14 August 2012 The United Nations campaign highlighting the work of the world’s humanitarian workers has reached 100 million people through social media so far, the world body announced today, describing it as its “first milestone” that gets it closer to the one billion mark, which it aims to reach by World Humanitarian Day on 19 August.
The campaign, ‘I Was Here,’ allows transmission of messages of support from people who have registered online across the world pledging humanitarian action, however big or small. Members of the public can then share their individual acts of good through the interactive website www.whd-iwashere.org.
Organized by the UN Office for the Coordination of Humanitarian Affairs (OCHA), the campaign has gained momentum in the past few days following the video recording – in front of more than 1,200 fans, celebrities, humanitarian workers and dignitaries – on Friday night, at the General Assembly Hall at UN Headquarters in New York, of US performing artist Beyoncé singing the song “I Was Here.’
The video of the song, which Beyoncé and songwriter Diane Warren donated to the campaign, will premiere globally on 19 August, with displays on big screens in the cities of Dubai, Geneva, Addis Ababa, as well as in New York City’s Times Square, among other locales.
“Everyone can be a humanitarian. All it takes is one act to help someone else,” the UN Under-Secretary-General for Humanitarian Affairs, Valerie Amos, said during the Friday night event, which was hosted by television journalist Anderson Cooper. “That’s the spirit of people helping people.”
During the event, Mr. Cooper interviewing former child soldier Ishmael Beah, who fought in Sierra Leone’s civil war; Pernille Ironside, a UN Children’s Fund (UNICEF) child protection officer; New York photographer Erin Dinan, whose non-profit organization One Sandwich at a Time feeds people living on the streets; and Laurent Vieira de Mello, whose father – a senior UN official, Sergio Vieira de Mello – died along with 21 other humanitarians in an attack in Iraq.

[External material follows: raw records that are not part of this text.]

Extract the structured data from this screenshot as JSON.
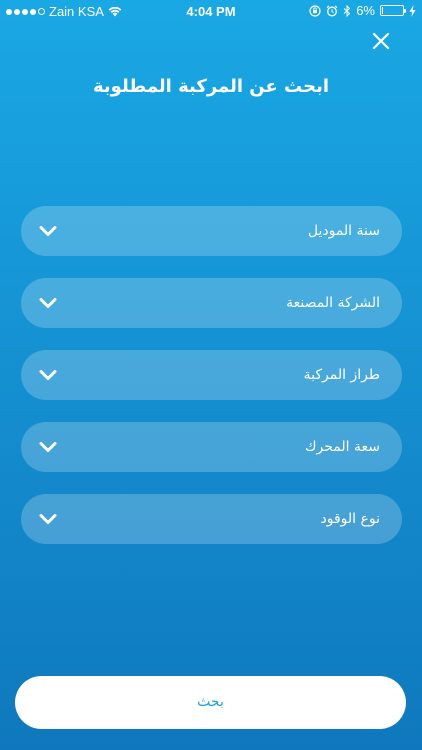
{
  "status_bar": {
    "carrier": "Zain KSA",
    "time": "4:04 PM",
    "battery_percent": "6%",
    "battery_level": 0.06,
    "signal_bars_filled": 4,
    "icons": [
      "signal-icon",
      "wifi-icon",
      "lock-rotation-icon",
      "alarm-icon",
      "bluetooth-icon",
      "battery-icon",
      "charging-icon"
    ]
  },
  "header": {
    "title": "ابحث عن المركبة المطلوبة",
    "close_icon": "close-icon"
  },
  "fields": [
    {
      "label": "سنة الموديل",
      "icon": "chevron-down-icon"
    },
    {
      "label": "الشركة المصنعة",
      "icon": "chevron-down-icon"
    },
    {
      "label": "طراز المركبة",
      "icon": "chevron-down-icon"
    },
    {
      "label": "سعة المحرك",
      "icon": "chevron-down-icon"
    },
    {
      "label": "نوع الوقود",
      "icon": "chevron-down-icon"
    }
  ],
  "search_button": {
    "label": "بحث"
  },
  "colors": {
    "background_top": "#1aa8e4",
    "background_bottom": "#0f78bd",
    "button_text": "#1a9fdf",
    "field_fill": "rgba(255,255,255,0.22)"
  }
}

The General Assembly proclaimed 19 August as World Humanitarian Day in 2008 to commemorate that attack, which took place at the UN’s offices in Baghdad’s Canal Hotel in 2003. In addition to killing 22 people, another150 people were injured.
The Day aims to honour those who have lost their lives in humanitarian service and those who continue to bring assistance and relief to millions, in addition to drawing attention to humanitarian needs worldwide and the importance of international cooperation in meeting those needs.